China to expand soft power push through overseas cultural centres
China plans to spend 360 million yuan (HK$454 million) on expanding its overseas cultural centres this year - nearly double last year's amount - amid government efforts to bolster its soft power abroad.
China plans to spend 360 million yuan (HK$454 million) on expanding its overseas cultural centres this year - nearly double last year's amount - amid government efforts to bolster its soft power abroad.
But observers are sceptical whether the centres, which are different from the Confucius Institutes, can improve the nation's image overseas, especially given similar efforts have attracted criticism.
China currently runs 20 overseas cultural centres, used mainly to host exhibitions and teach Chinese music, dance, fine arts, language, martial arts and cuisine. It will open two more this year - in Brussels and Singapore - the Ministry of Culture said, and other centres were planned for Nepal, Pakistan and Tanzania. China aims to have 50 across the world by 2020.
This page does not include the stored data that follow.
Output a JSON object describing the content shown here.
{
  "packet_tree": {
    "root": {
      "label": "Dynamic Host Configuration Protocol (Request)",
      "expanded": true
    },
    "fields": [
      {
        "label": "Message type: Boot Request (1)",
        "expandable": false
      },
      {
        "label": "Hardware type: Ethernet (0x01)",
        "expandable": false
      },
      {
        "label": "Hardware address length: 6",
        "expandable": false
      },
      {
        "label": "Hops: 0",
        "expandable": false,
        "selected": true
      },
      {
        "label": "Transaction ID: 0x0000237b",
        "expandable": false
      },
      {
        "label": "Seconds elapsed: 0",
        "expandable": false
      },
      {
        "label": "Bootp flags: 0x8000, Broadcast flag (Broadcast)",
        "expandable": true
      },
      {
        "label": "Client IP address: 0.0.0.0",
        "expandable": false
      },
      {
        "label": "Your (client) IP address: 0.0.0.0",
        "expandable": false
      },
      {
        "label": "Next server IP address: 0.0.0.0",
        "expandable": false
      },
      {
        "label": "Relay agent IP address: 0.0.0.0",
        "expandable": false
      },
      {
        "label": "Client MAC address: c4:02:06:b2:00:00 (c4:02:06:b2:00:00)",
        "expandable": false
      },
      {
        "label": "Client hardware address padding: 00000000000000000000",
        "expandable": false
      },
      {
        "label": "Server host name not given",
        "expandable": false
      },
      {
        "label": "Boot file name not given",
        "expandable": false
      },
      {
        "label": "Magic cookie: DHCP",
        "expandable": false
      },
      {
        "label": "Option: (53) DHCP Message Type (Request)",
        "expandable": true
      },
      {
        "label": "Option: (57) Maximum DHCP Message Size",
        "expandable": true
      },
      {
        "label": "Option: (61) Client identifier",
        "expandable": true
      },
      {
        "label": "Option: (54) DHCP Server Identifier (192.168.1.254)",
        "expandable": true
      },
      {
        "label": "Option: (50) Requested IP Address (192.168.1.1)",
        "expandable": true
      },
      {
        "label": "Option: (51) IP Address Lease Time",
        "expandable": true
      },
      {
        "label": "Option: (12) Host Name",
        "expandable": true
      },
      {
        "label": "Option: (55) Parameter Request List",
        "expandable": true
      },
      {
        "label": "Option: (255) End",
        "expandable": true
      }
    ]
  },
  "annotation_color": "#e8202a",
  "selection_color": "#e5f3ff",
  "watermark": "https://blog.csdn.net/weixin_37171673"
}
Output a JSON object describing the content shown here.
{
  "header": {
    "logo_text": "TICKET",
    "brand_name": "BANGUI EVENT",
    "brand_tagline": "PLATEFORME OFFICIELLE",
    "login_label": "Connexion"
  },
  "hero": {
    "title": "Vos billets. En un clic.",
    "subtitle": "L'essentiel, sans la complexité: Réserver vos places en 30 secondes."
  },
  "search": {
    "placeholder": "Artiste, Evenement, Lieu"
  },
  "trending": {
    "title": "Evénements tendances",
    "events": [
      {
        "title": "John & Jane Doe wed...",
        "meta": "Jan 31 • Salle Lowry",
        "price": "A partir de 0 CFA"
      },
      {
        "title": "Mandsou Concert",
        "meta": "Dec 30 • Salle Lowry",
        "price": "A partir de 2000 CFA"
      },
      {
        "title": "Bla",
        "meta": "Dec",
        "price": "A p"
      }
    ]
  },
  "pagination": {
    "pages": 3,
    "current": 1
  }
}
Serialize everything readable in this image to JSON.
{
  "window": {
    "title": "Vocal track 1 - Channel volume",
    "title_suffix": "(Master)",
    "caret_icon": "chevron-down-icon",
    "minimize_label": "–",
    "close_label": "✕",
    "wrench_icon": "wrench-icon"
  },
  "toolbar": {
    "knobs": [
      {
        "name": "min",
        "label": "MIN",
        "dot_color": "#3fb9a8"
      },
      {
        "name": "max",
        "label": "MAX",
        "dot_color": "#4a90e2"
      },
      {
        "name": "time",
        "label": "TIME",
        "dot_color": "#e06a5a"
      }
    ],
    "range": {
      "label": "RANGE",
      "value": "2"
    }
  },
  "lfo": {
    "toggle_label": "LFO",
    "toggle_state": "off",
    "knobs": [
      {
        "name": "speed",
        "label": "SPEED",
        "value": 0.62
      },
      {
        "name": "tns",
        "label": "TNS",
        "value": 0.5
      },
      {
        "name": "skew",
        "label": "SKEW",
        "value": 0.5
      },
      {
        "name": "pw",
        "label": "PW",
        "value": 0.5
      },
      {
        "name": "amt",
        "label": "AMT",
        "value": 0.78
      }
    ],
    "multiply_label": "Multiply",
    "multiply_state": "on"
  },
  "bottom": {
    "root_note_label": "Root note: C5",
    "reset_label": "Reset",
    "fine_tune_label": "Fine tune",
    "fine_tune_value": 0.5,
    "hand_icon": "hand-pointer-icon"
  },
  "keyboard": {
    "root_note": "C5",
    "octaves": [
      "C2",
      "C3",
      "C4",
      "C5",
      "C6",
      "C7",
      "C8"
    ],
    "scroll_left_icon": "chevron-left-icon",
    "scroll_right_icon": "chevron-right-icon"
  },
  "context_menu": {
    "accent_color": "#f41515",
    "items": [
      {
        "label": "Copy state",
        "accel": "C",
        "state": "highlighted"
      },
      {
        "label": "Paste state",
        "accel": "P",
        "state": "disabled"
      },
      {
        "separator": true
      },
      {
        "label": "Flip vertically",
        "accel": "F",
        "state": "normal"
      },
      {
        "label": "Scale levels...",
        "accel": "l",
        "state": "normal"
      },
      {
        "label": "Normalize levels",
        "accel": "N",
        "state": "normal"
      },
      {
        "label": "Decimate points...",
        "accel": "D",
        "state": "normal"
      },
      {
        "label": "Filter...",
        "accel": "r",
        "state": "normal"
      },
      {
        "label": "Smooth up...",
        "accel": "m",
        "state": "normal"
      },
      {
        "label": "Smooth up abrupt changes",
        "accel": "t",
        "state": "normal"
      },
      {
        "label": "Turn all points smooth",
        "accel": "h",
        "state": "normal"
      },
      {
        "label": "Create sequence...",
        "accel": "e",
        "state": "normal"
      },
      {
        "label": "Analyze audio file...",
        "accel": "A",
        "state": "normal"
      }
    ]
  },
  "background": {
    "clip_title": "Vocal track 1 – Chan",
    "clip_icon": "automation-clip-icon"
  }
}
The ministry had also finished surveying locations for centres in Sweden, Romania and Hungary, which could open as early as this year if plans went well, said Yan Dongsheng, deputy director of the ministry's finance department.
The country set up its first two cultural centres - in Mauritius and Benin, in West Africa - in 1988. Since then, it had invested more than 1.3 billion yuan on the effort, Yan said.
The fresh push behind the centres comes amid a backlash against the nation's other main soft power vehicle, the Confucius Institutes, which number 476 globally.